The #Covid19 pandemic is the biggest shock to the global energy system in over 70 years.
— Fatih Birol (@IEABirol) April 30, 2020
A rise in renewables
The pandemic — infecting more than 3 million people and killing 217,000 so far — is a hit to fossil fuels, benefiting the environment. Demand for coal and coal-fired power generation is projected to drop by 8 percent and 10 percent, respectively, this year. Natural gas demand is expected to decline by 5 percent in 2020, the largest such drop in a half-century.
In contrast, renewable energy sources like solar photovoltaics and wind power, along with higher output from hydropower, are set to expand renewable electricity generation by 5 percent this year. Birol attributed that to a growing reliance on “reliable electricity supplies” to support basic needs. But nuclear power, also a source of low-carbon electricity, is projected to decline by 3 percent this year.
Global demand for biofuels also is set to decrease substantially in 2020, IEA said, as virus-mandated restrictions on transport and travel reduce road transport fuel demand, including for blended fuels.
The decline in global energy-related CO2 emissions would be the largest such decrease ever recorded — almost six times bigger than the 400 million ton decrease in 2009.

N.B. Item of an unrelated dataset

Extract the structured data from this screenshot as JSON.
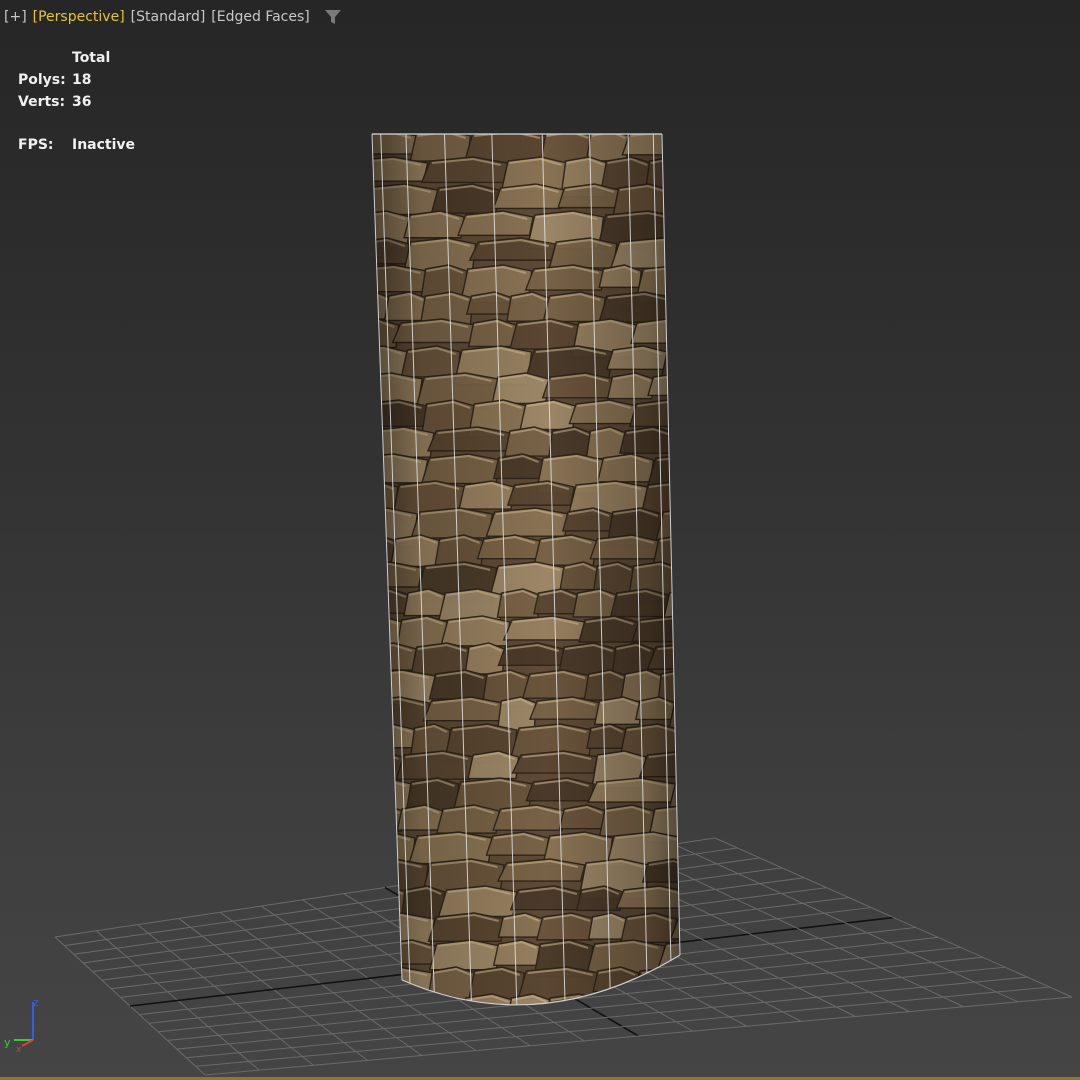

“Resulting from premature deaths and economic trauma around the world, the historic decline in global emissions is absolutely nothing to cheer,” said Birol. “And if the aftermath of the 2008 financial crisis is anything to go by, we are likely to soon see a sharp rebound in emissions as economic conditions improve.”
But he said governments can learn from that experience by putting clean energy technologies at the heart of their economic stimulus and recovery plans. Earlier this month, the International Renewable Energy Agency’s inaugural annual Global Renewables Outlook came to the same conclusion.
It said that nations could fully decarbonize by mid-century, in ways that revitalize their economies hit hard by the pandemic, if governments use their COVID-19 stimulus packages to promote clean energy technologies.
That would help nations meet 2015 Paris Agreement climate targets, said IRENA, and produce cumulative global GDP gains of $98 trillion above the usual scenarios by 2050.